Podczerwień? Ale po co?

Skimmery z komunikacją na podczerwień pojawiły się w amerykańskim stanie Oklahoma. Jak podaje KFOR.com, urządzenia sczytujące dane z karty były zamontowane tak głęboko, że praktycznie nie dało się ich zauważyć. Rzecz jednak w tym, że urządzenie w slocie na kartę łączyło się bezprzewodowo z kamerą umieszczoną poza bankomatem, która to kamera odpowiadała za uchwycenie wprowadzanego PIN-u oraz za przechowywanie danych.

Brian Krebs dowiedział się od ludzi związanych z bankami, że komunikacja wewnętrznego skimmera z zewnętrzną kamerą odbywała się właśnie za pomocą podczerwieni. Dzięki temu można było wymieniać kamerę bez manipulowania w szczelinie na kartę, a było to potrzebne choćby w celu wymiany baterii. Wewnętrzny skimmer również wymagał baterii, ale on mógł włączać się tylko przy wkładaniu karty. Komunikacja na podczerwień nie była to bez znaczenia, bo zazwyczaj pozwala ona na tworzenie urządzeń mniejszych i bardziej energooszczędnych.

Skimmer wyciągnięty z bankomatu w Oklahomie (fot. KrebsOnSecurity.com)

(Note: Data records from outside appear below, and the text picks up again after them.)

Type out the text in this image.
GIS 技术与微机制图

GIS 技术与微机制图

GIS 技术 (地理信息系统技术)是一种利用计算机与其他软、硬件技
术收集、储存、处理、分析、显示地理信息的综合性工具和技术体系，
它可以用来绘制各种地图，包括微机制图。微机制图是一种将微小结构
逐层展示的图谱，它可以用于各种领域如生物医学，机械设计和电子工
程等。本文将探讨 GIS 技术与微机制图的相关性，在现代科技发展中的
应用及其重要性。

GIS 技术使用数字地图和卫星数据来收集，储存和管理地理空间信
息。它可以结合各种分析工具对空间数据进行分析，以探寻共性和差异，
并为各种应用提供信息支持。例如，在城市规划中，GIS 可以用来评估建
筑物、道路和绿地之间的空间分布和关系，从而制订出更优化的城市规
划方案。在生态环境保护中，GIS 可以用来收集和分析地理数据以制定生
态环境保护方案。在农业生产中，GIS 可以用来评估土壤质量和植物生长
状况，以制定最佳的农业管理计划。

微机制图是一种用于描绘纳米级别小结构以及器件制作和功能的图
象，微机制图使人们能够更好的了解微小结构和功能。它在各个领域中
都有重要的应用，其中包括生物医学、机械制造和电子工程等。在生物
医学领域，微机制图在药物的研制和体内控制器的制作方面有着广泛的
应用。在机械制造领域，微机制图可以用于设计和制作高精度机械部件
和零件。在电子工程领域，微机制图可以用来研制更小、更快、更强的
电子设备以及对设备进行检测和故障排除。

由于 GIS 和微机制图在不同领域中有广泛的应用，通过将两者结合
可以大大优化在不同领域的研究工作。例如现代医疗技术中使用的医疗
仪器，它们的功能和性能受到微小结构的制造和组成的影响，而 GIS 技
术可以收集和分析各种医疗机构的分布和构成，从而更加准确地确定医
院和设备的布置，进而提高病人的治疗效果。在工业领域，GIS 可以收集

Jak żyć? Po prostu zasłoń tę rękę!

Wspomniana zewnętrzna kamera chyba była umieszczona u góry (tak można wnioskować z doniesień prasowych), ale równie dobrze takie kamery mogą być umieszczane z boku, albo nawet na panelu przednim (nagrywają wówczas wprowadzanie PIN-u pod dość ostrym kątem, korzystając z otworu niezauważalnego gdy patrzymy od przodu).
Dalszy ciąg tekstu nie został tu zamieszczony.